Hongrie : le pouvoir confisqué
Réponse à Frédéric Rouvillois
Publié le 12 janvier 2012 à 9:22 dans Monde
Mots-clés : démocratie, Hongrie, loi fondamentale, Viktor Orban

Photo : Európa Pont
Professeur de Droit public, Frédéric Rouvillois a estimé nécessaire d’intervenir dans les colonnes de Causeur pour prendre la défense de la nouvelle constitution hongroise, selon lui victime d’une campagne de désinformation de la part des « bonnes âmes » de Washington, Bruxelles et Strasbourg « qui se déchaînent contre les sorcières de Budapest ». Bien que non juriste, mais résident de longue date en Hongrie, je souhaiterais soumettre ici quelques remarques et objections à ses propos.
Pour commencer, j’éprouve un certain étonnement à l’entendre parler de « haine » et de « chasse aux sorcières » pour prendre la défense d’un homme et d’un régime auxquels sont adressés ces mêmes reproches. J’ignore si Frédéric Rouvillois s’est rendu en Hongrie. Mais il a certainement eu écho de ce qui s’y passe depuis 18 mois. Je ne vais pas revenir sur une liste qui serait bien trop longue et que, de toute façon, nous commençons à connaître par coeur. Aussi me contenterai-je de répondre aux arguments avancés par l’auteur.
Commençons par la question de la légitimité de la nouvelle constitution. Contrairement à ce que laisse entrendre Frédéric Rouvillois, aucun mandat n’a été donné par le peuple à Viktor Orbán pour mettre en chantier un nouveau texte. Lors de la campagne électorale de 2010, mise à part une rapide allusion à un amendement formulée entre les deux tours, il n’en avait jamais été question. Et quant au fameux questionnaire adressé aux 8 millions d’électeurs, y manquait la principale question, à savoir : « Souhaitez vous ou non une nouvelle constitution ? » Pire encore, sur ces 8 millions d’électeurs intérrogés, seuls 11% ont pris la peine de répondre. On peut, certes, y voir, comme Frédéric Rouvillois, un franc succès. Pour ma part quand 89% des citoyens ne répondent pas, j’y vois plutôt un échec. Et puisqu’il prétendait agir au nom du peuple, pourquoi Viktor Orbán a-t-il donc refusé de soumettre le texte à un référendum qui lui aurait évité bien des critiques ultérieures?
Enfin, son projet de constitution a été élaboré en l’absence des grands partis d’opposition, hors extrême droite, comme s’il s’agissait d’une simple loi. Les experts (juristes, historiens, sociologues) aussi bien que les acteurs majeurs de la société civile (syndicats, groupements professionnels, associations) ont eux aussi été tenus à l’écart.
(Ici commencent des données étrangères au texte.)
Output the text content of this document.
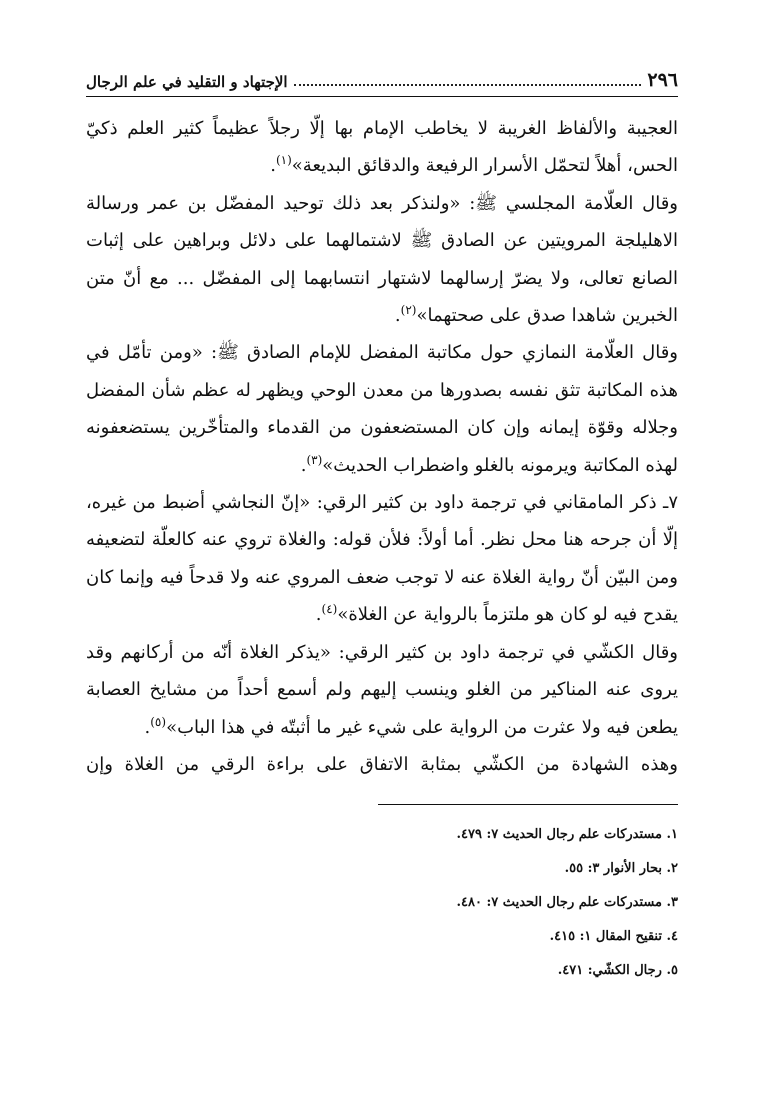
٢٩٦
الإجتهاد و التقليد في علم الرجال

العجيبة والألفاظ الغريبة لا يخاطب الإمام بها إلّا رجلاً عظيماً كثير العلم ذكيّ الحس، أهلاً لتحمّل الأسرار الرفيعة والدقائق البديعة»$^{(١)}$.

وقال العلّامة المجلسي ﷺ: «ولنذكر بعد ذلك توحيد المفضّل بن عمر ورسالة الاهليلجة المرويتين عن الصادق ﷺ لاشتمالهما على دلائل وبراهين على إثبات الصانع تعالى، ولا يضرّ إرسالهما لاشتهار انتسابهما إلى المفضّل ... مع أنّ متن الخبرين شاهدا صدق على صحتهما»$^{(٢)}$.

وقال العلّامة النمازي حول مكاتبة المفضل للإمام الصادق ﷺ: «ومن تأمّل في هذه المكاتبة تثق نفسه بصدورها من معدن الوحي ويظهر له عظم شأن المفضل وجلاله وقوّة إيمانه وإن كان المستضعفون من القدماء والمتأخّرين يستضعفونه لهذه المكاتبة ويرمونه بالغلو واضطراب الحديث»$^{(٣)}$.

٧ـ ذكر المامقاني في ترجمة داود بن كثير الرقي: «إنّ النجاشي أضبط من غيره، إلّا أن جرحه هنا محل نظر. أما أولاً: فلأن قوله: والغلاة تروي عنه كالعلّة لتضعيفه ومن البيّن أنّ رواية الغلاة عنه لا توجب ضعف المروي عنه ولا قدحاً فيه وإنما كان يقدح فيه لو كان هو ملتزماً بالرواية عن الغلاة»$^{(٤)}$.

وقال الكشّي في ترجمة داود بن كثير الرقي: «يذكر الغلاة أنّه من أركانهم وقد يروى عنه المناكير من الغلو وينسب إليهم ولم أسمع أحداً من مشايخ العصابة يطعن فيه ولا عثرت من الرواية على شيء غير ما أثبتّه في هذا الباب»$^{(٥)}$.

وهذه الشهادة من الكشّي بمثابة الاتفاق على براءة الرقي من الغلاة وإن

١. مستدركات علم رجال الحديث ٧: ٤٧٩.
٢. بحار الأنوار ٣: ٥٥.
٣. مستدركات علم رجال الحديث ٧: ٤٨٠.
٤. تنقيح المقال ١: ٤١٥.
٥. رجال الكشّي: ٤٧١.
Quoi qu’en dise Frédéric Rouvillois, ce texte partisan ne répond nullement au besoin urgent de combler un quelconque vide constitutionnel. C’est à se demander si M. Rouvillois a lu la précédente constitution qui, certes, remonte à 1949, mais dont le contenu a été largement remanié en 1989 puis maintes fois amendé, notamment pour intégrer les standards de l’Union européenne. D’ailleurs, presque tous les constitutionnalistes hongrois s’accordent à reconnaître qu’elle fonctionnait très bien.
Concernant le texte stricto sensu et son préambule (« Profession de foi nationale »), l’auteur passe sous silence un aspect essentiel : cette nouvelle et curieuse conception de la nation qui fait passer l’ethnie magyare par dessus l’Etat. Concrètement, cela permet d’accorder la nationalité et le droit de vote à des ressortissants d’autres pays d’origine hongroise (les 2,8 millions de descendants de Hongrois qui vivent dans les Etats voisins). Mais le texte ne s’arrête pas là. Le principe de la primauté de l’ethnie est confirmé (art. D) par cette phrase troublante : « Mue par le principe d’une nation hongroise unie, la Hongrie porte la responsabilité du sort des Hongrois vivant hors de nos frontières ». Solennellement, la Hongrie empiète ainsi sur la souveraineté des Etats voisins ! Et, pour enfoncer le clou, le texte fait directement allusion au traité de Trianon : « Notre nation disloquée en morceaux dans les tourmentes du siècle dernier ». Le projet est donc clairement affiché : revenir un siècle en arrière pour contourner, sinon renégocier, les accords qui suivirent la Première Guerre mondiale… Par contre, tout une période, du 19 mars 1944 au 2 mai 1990, se voit subitement rayée de l’Histoire hongroise. La Hongrie a une mémoire décidément bien sélective.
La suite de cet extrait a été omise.